While the Red Sox don’t know who their closer will be–with 28-year-old Nicaraguan find Devern Hansack a distinct possibility–they have a much better idea of their setup men.
They acquired 35-year-old righthander Brendan Donnelly from the Angels in a trade Friday, giving up lefthander Phil Seibel. He’s expected to team with veteran Mike Timlin in handling the load in the seventh and eighth innings, ahead of a Closer To Be Named Later.
Donnelly was originally drafted in 1992 (White Sox, 13th round) and was released by five different organizations, pitching in two independent leagues, before landing with the Angels in 2001. He was a key part of their 2002 World Series championship team and has compiled a 23-8, 2.87 mark with 295 strikeouts in 295 innings over 276 relief appearances in the last five seasons. His .742 winning percentage in that span ranks as the best among all major league relievers with at least 20 decisions. He made just $950,000 in 2006 but is arbitration eligible, and his salary is expected to more than double.
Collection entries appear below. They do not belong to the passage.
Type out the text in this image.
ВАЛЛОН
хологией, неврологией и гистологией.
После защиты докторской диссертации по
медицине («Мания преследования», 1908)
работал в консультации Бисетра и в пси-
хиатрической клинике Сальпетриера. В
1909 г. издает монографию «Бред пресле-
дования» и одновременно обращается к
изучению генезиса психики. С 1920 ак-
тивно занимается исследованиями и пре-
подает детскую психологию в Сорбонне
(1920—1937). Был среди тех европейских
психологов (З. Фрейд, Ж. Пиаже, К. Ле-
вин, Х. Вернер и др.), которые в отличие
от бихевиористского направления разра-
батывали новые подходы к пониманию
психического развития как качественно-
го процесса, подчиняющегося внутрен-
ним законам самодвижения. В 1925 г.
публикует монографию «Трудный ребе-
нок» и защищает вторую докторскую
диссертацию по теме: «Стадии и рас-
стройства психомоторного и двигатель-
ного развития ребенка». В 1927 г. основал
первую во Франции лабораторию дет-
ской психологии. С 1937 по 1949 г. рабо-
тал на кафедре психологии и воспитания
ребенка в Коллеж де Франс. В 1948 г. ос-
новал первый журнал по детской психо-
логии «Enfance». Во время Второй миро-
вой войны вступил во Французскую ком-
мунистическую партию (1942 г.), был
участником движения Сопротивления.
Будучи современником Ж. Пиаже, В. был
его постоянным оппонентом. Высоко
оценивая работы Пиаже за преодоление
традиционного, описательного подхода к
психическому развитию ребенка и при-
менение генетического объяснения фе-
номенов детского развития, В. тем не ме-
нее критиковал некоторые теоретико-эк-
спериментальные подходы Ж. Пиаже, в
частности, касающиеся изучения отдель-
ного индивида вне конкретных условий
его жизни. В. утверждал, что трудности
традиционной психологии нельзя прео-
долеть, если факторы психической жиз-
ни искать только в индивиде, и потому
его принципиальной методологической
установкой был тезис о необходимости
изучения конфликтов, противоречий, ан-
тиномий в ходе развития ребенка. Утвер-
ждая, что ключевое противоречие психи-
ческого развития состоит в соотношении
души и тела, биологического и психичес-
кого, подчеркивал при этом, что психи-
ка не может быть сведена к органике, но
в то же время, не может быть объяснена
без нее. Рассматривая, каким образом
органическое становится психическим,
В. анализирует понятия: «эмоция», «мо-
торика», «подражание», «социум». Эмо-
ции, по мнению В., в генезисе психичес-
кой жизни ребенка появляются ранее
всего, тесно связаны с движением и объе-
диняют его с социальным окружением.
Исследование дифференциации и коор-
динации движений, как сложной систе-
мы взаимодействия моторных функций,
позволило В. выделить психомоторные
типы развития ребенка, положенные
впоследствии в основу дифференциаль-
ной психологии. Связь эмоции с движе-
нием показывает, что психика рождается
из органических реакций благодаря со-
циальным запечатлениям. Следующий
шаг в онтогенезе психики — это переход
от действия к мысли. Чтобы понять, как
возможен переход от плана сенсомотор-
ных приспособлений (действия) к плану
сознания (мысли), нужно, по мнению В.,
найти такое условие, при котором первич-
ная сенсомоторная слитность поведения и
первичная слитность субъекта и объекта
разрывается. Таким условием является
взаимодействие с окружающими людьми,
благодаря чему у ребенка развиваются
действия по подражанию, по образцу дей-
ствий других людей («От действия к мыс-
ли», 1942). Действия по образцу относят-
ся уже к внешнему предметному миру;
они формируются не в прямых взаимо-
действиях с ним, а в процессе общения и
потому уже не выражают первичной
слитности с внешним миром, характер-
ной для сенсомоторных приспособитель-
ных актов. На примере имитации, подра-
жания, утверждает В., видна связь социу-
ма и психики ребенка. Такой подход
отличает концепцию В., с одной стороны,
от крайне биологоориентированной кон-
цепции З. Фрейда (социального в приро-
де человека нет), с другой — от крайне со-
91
Seibel, 27, is an Orange County, Calif., native and Cypress High graduate who gets to be closer to his beloved Los Angeles Clippers with the deal. (His father’s company was a title sponsor of the Clippers, and Seibel told BA in 2000, “I practically grew up in that locker room . . . I love the Clippers.”)
An eighth-round pick of the Expos in 2000 after a solid three-year career at Texas, Seibel has had an injury-filled pro career that included a brief big league stint with the Red Sox in 2004; he threw 3 2/3 shutout innings. The Red Sox had claimed him off waivers in 2003 (from the Mets, who’d acquired him in a 2002 seven-player trade), and he missed the 2005 season with Tommy John surgery.
The 6-foot-1, 195-pounder–who was set to rank 29th among the Red Sox’ top 30 prospects in BA’s upcoming Prospect Handbook–was lights out in his return from injury in 2006, though a strained forearm aborted his chances for a September callup. His strong suits are command of his 86-88 mph his fastball, his slider and his makeup. He also throws a changeup and a curve. He’s not overpowering, but he doesn’t make mistakes and limited lefties to a .147 average (and righties to a .154 mark) in 2006.
The Angels’ lone lefthanded reliever to make an appearance in 2006 was J.C. Romero (who posted a 6.70 ERA), and acquired Seibel to rectify that situation in ’07.